Issue 4
February 1999













Editorial Staff: 
David Lloyd
Gail Mann 
Ellen Serfaty 
Ann Shlapobersky
Renee Wahl

The Place of National Curriculums 

in International Internet Projects

David Lloyd 


The first teachers to initiate work with Internet in the classroom were a group of "maverick" teachers worldwide--working out of their homes, working with one computer in the school connected to the Internet (usually only to be found in a school office), or out of the school library. 

Teachers first started introducing the Internet into the classroom by having their students write email messages to other students around the world--the beginning of keypal communication. They later moved on to a more ambitious activity--project oriented learning through the Internet.

No thought was given at the time to trying to integrate this Internet activity into the national curriculum. The Internet was considered such a new innovation, hardly understood or recognized by boards or ministries of education and school administrations, that the teachers who used it added it to their personal repertoire of activities. Teachers who usually taught out of the textbook--and did little more than that--didn't feel inclined to try and introduce the Internet into the classroom. The teachers who did feel this inclination were those who were never content with ready-made solutions offered by textbooks and the like, and were always looking for supplemental material to introduce into their classroom. They took to the Internet like a fish takes to water.

The first countries to look at the place of the Internet in the national curriculum were the English speaking countries in which the Internet was more extensively used--among them the United States, Canada and Australia. Teachers in non-English speaking countries were much less concerned with this area, since the Internet was mainly introduced into schools by the English teacher. Since more than 95% of the material on the Internet was still only in English, it was an excellent tool for the EFL/ESL teacher, but held much less relevance to the teachers of other subjects who were teaching in the students’ native language.

But this soon changed. The "Great Linguistic Internet Revolution" which took place a couple of years back, found countries claiming their linguistic independence on the Internet--starting a revolution through which we now find large quantities of web sites and material on the Internet in a wide variety of languages and scripts. Once material could be found in their native language, more and more teachers of subjects other than English in non-English speaking countries began to use the Internet in their classroom. 

So Internet in Education moved from an "underground movement" to one of "supplementary materials and activity"—and what may soon become "mainstream curriculum".

But is this really possible? Let's look at the complexities involved. The Internet has been traditionally associated with the "Global Village". As such, when we think of Internet activity, we think of global communication and collaboration. How then can we speak of integrating the Internet into national curriculums? Whose national curriculum? If ten schools from different countries and hemispheres from around the world decide on a common project in a specific subject area and want to each integrate this project into their National Curriculum, how do they go about doing this? National curriculums tend to be very different. Each is designed to meet the specific needs of the country involved, taking into consideration many more things than simple pedagogical considerations. 

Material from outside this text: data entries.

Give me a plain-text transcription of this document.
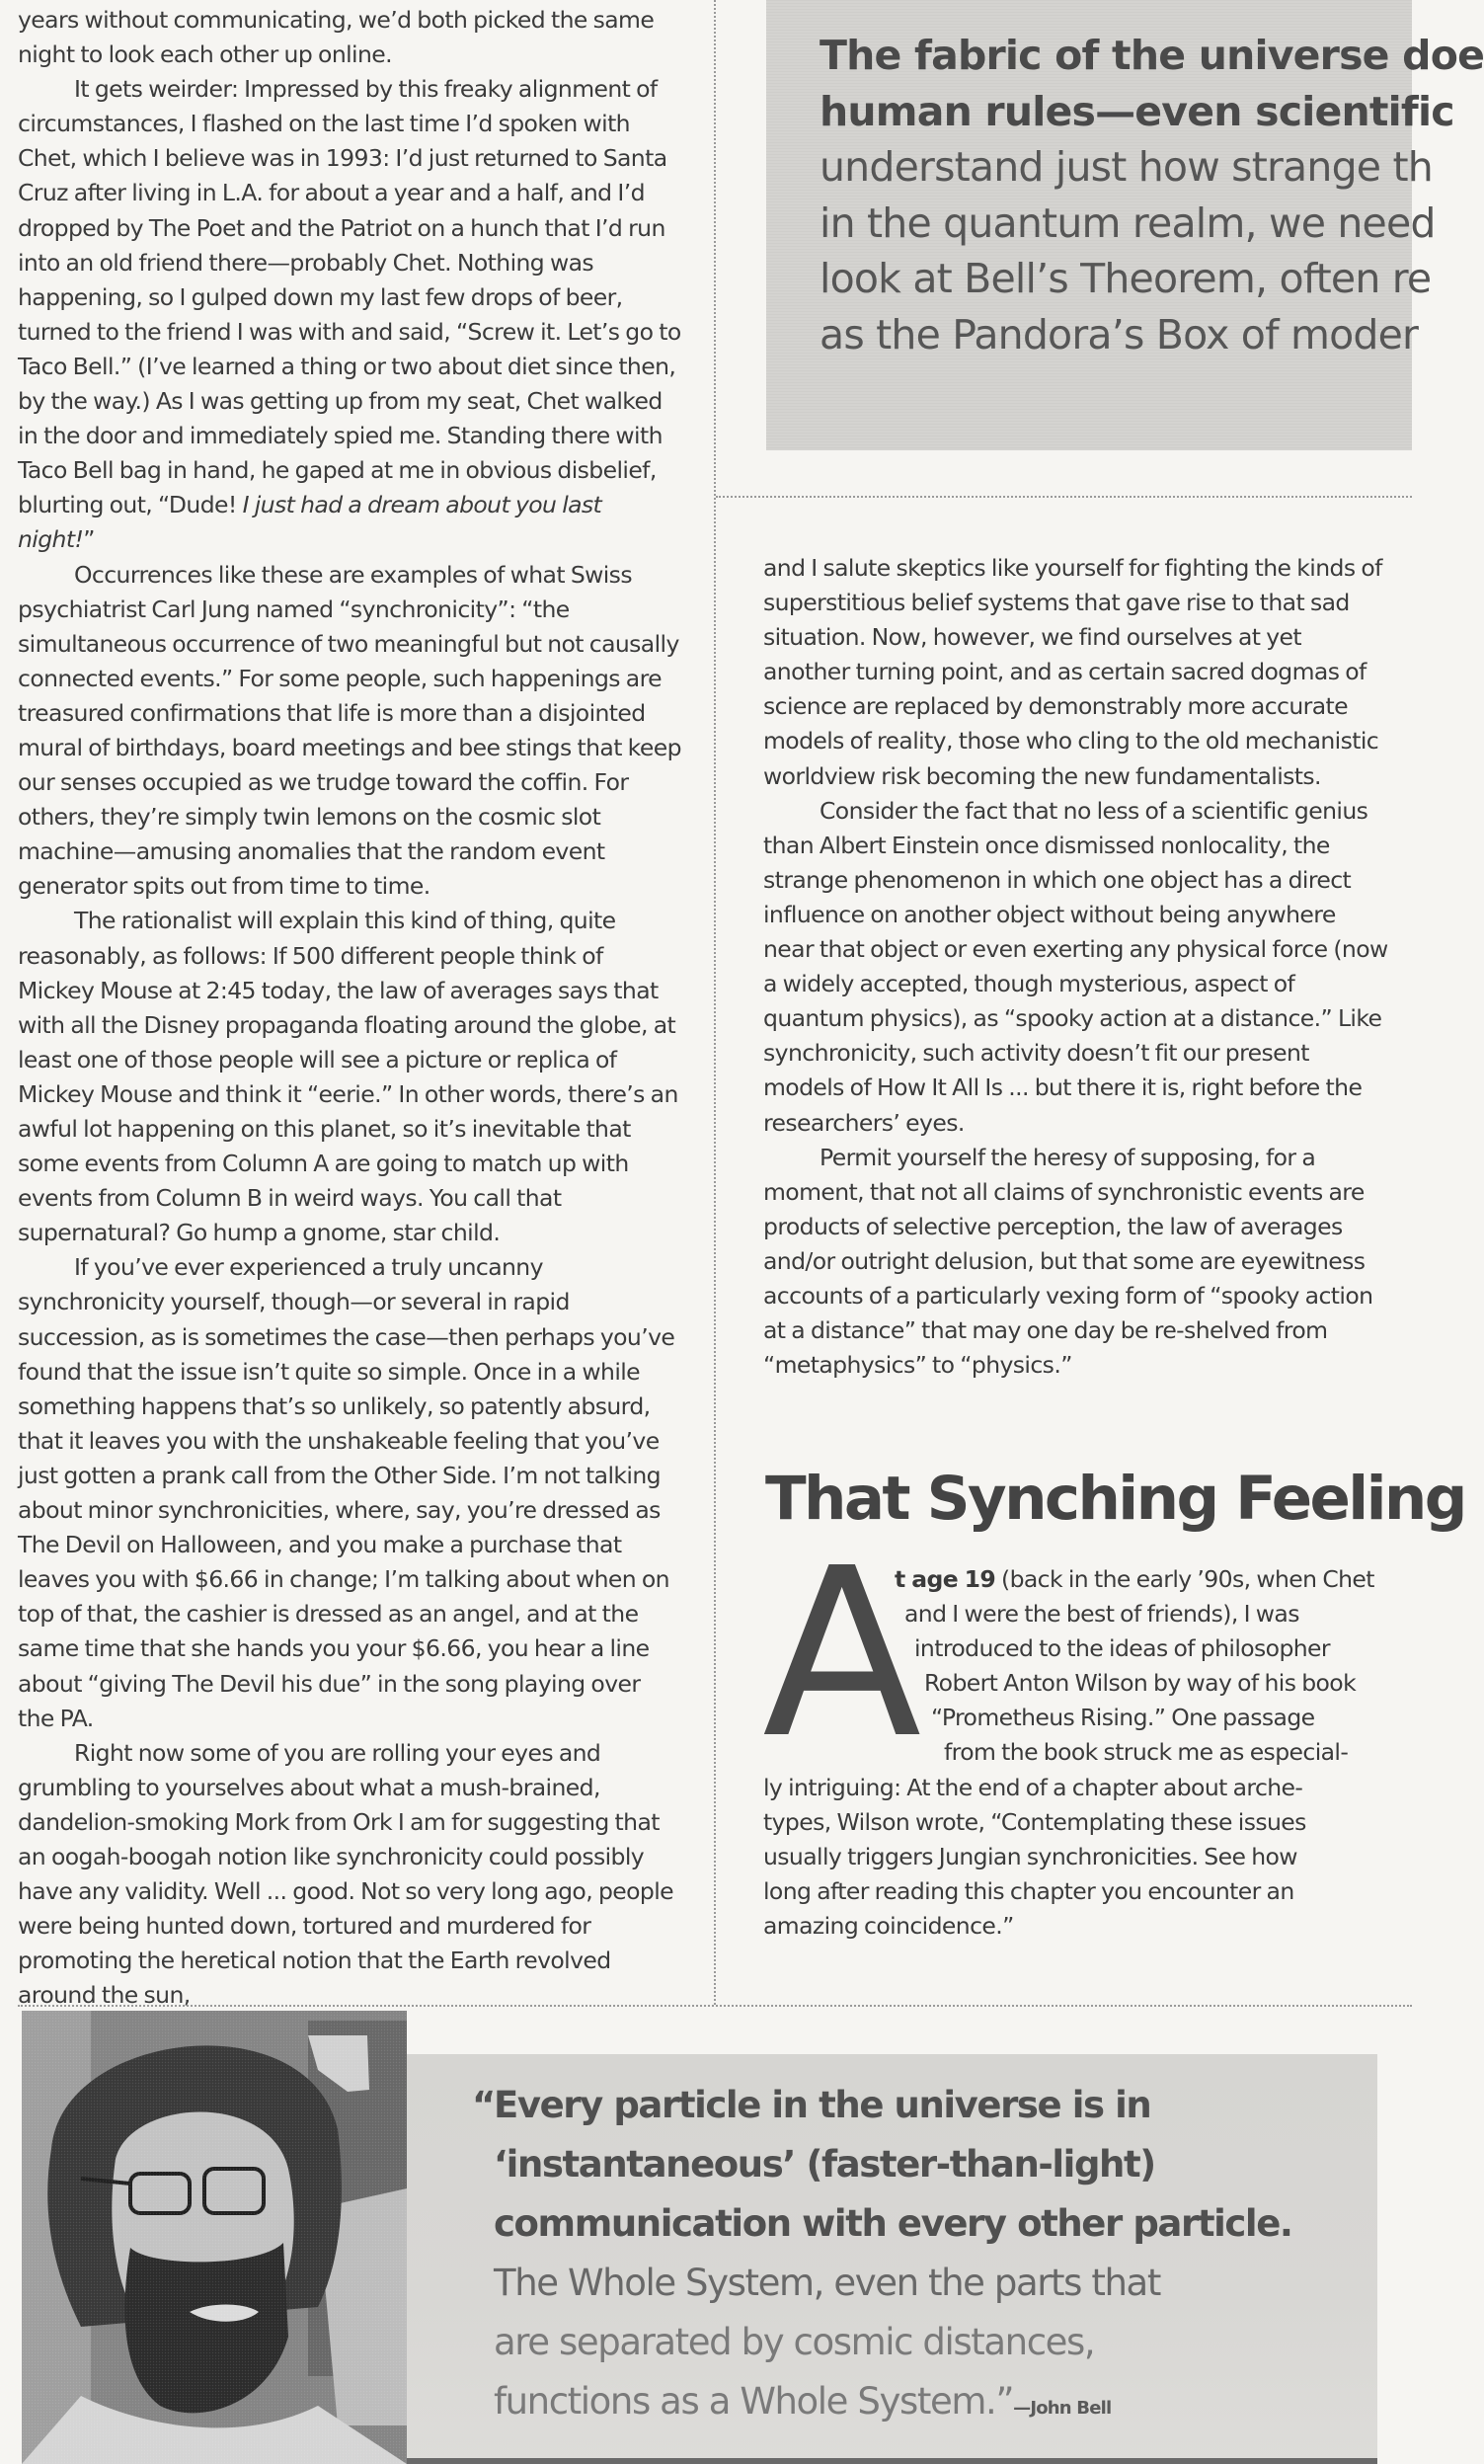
years without communicating, we’d both picked the same night to look each other up online.

It gets weirder: Impressed by this freaky alignment of circumstances, I flashed on the last time I’d spoken with Chet, which I believe was in 1993: I’d just returned to Santa Cruz after living in L.A. for about a year and a half, and I’d dropped by The Poet and the Patriot on a hunch that I’d run into an old friend there—probably Chet. Nothing was happening, so I gulped down my last few drops of beer, turned to the friend I was with and said, “Screw it. Let’s go to Taco Bell.” (I’ve learned a thing or two about diet since then, by the way.) As I was getting up from my seat, Chet walked in the door and immediately spied me. Standing there with Taco Bell bag in hand, he gaped at me in obvious disbelief, blurting out, “Dude! I just had a dream about you last night!”

Occurrences like these are examples of what Swiss psychiatrist Carl Jung named “synchronicity”: “the simultaneous occurrence of two meaningful but not causally connected events.” For some people, such happenings are treasured confirmations that life is more than a disjointed mural of birthdays, board meetings and bee stings that keep our senses occupied as we trudge toward the coffin. For others, they’re simply twin lemons on the cosmic slot machine—amusing anomalies that the random event generator spits out from time to time.

The rationalist will explain this kind of thing, quite reasonably, as follows: If 500 different people think of Mickey Mouse at 2:45 today, the law of averages says that with all the Disney propaganda floating around the globe, at least one of those people will see a picture or replica of Mickey Mouse and think it “eerie.” In other words, there’s an awful lot happening on this planet, so it’s inevitable that some events from Column A are going to match up with events from Column B in weird ways. You call that supernatural? Go hump a gnome, star child.

If you’ve ever experienced a truly uncanny synchronicity yourself, though—or several in rapid succession, as is sometimes the case—then perhaps you’ve found that the issue isn’t quite so simple. Once in a while something happens that’s so unlikely, so patently absurd, that it leaves you with the unshakeable feeling that you’ve just gotten a prank call from the Other Side. I’m not talking about minor synchronicities, where, say, you’re dressed as The Devil on Halloween, and you make a purchase that leaves you with $6.66 in change; I’m talking about when on top of that, the cashier is dressed as an angel, and at the same time that she hands you your $6.66, you hear a line about “giving The Devil his due” in the song playing over the PA.

Right now some of you are rolling your eyes and grumbling to yourselves about what a mush-brained, dandelion-smoking Mork from Ork I am for suggesting that an oogah-boogah notion like synchronicity could possibly have any validity. Well ... good. Not so very long ago, people were being hunted down, tortured and murdered for promoting the heretical notion that the Earth revolved around the sun,

The fabric of the universe doe
human rules—even scientific
understand just how strange th
in the quantum realm, we need
look at Bell’s Theorem, often re
as the Pandora’s Box of moder

and I salute skeptics like yourself for fighting the kinds of superstitious belief systems that gave rise to that sad situation. Now, however, we find ourselves at yet another turning point, and as certain sacred dogmas of science are replaced by demonstrably more accurate models of reality, those who cling to the old mechanistic worldview risk becoming the new fundamentalists.

Consider the fact that no less of a scientific genius than Albert Einstein once dismissed nonlocality, the strange phenomenon in which one object has a direct influence on another object without being anywhere near that object or even exerting any physical force (now a widely accepted, though mysterious, aspect of quantum physics), as “spooky action at a distance.” Like synchronicity, such activity doesn’t fit our present models of How It All Is ... but there it is, right before the researchers’ eyes.

Permit yourself the heresy of supposing, for a moment, that not all claims of synchronistic events are products of selective perception, the law of averages and/or outright delusion, but that some are eyewitness accounts of a particularly vexing form of “spooky action at a distance” that may one day be re-shelved from “metaphysics” to “physics.”

That Synching Feeling
A
t age 19 (back in the early ’90s, when Chet
and I were the best of friends), I was
introduced to the ideas of philosopher
Robert Anton Wilson by way of his book
“Prometheus Rising.” One passage
from the book struck me as especial-
ly intriguing: At the end of a chapter about arche-
types, Wilson wrote, “Contemplating these issues
usually triggers Jungian synchronicities. See how
long after reading this chapter you encounter an
amazing coincidence.”
“ Every particle in the universe is in
‘instantaneous’ (faster-than-light)
communication with every other particle.
The Whole System, even the parts that
are separated by cosmic distances,
functions as a Whole System.”—John Bell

Look at the following page--Curriculum Connections 
You will find how different these national curriculums can be. The math curriculum for elementary school students is significantly different in Australia than it is in the United States. A math text, designed to be used within the mainstream curriculum, and dealing with the use of the Internet in the math classroom, could not be used by both countries. If the different schools involved in this international project really do want to still ensure global collaboration, as well as satisfying the needs of their national Curriculum, the project that they create has to be cleverly flexible. We have already reached this area of flexibility in designing international Internet projects which transcend language barriers, allowing different countries to work with their students in their own native language, while satisfying the project for international communication. However, it appears that accommodating the dictates of a national curriculum is much more complex.

Fortunately for us--the English teachers who started all of this--the dictates of the National Curriculum on international EFL Internet activities are much less relevant. Or are they? Do we work according to international standards? Is the need of the EFL student the same the world over? 

Look at  Standards for Pupils of English: A Curriculum for Israeli Schools at: http://www.w-angle.galil.k12.il/CALL/curriculum/default.html

And then look at similar standards for pupils of English in other non-speaking countries: Is there really enough of a common denominator to work on Internet projects together and still adhere to the EFL National Curriculum? I would be interested in hearing comments concerning this point from members of the Ministry.
The problem becomes even more complex when we speak of inter-disciplinary projects. Or maybe it isn't. If a school has reached a point where it can successfully work with inter-disciplinary projects integrated into the school curriculum on a local level, the Internet can then be used in this framework, as the usual traditional taboos have already been broken.

So, what are we left with? Teachers who have always championed Internet use for its rich value of global collaboration and communication (which we won't go into in this article!) fear that integrating the Internet into national curriculums will lead countries to "shut their doors" to international activity. Work with the Internet would be done only at the national level where they have much more control over the process. For some this would be viewed as a big step backwards. For others it will appear as a part of the natural evolution of the Internet as it makes its way into the mainstream curriculum.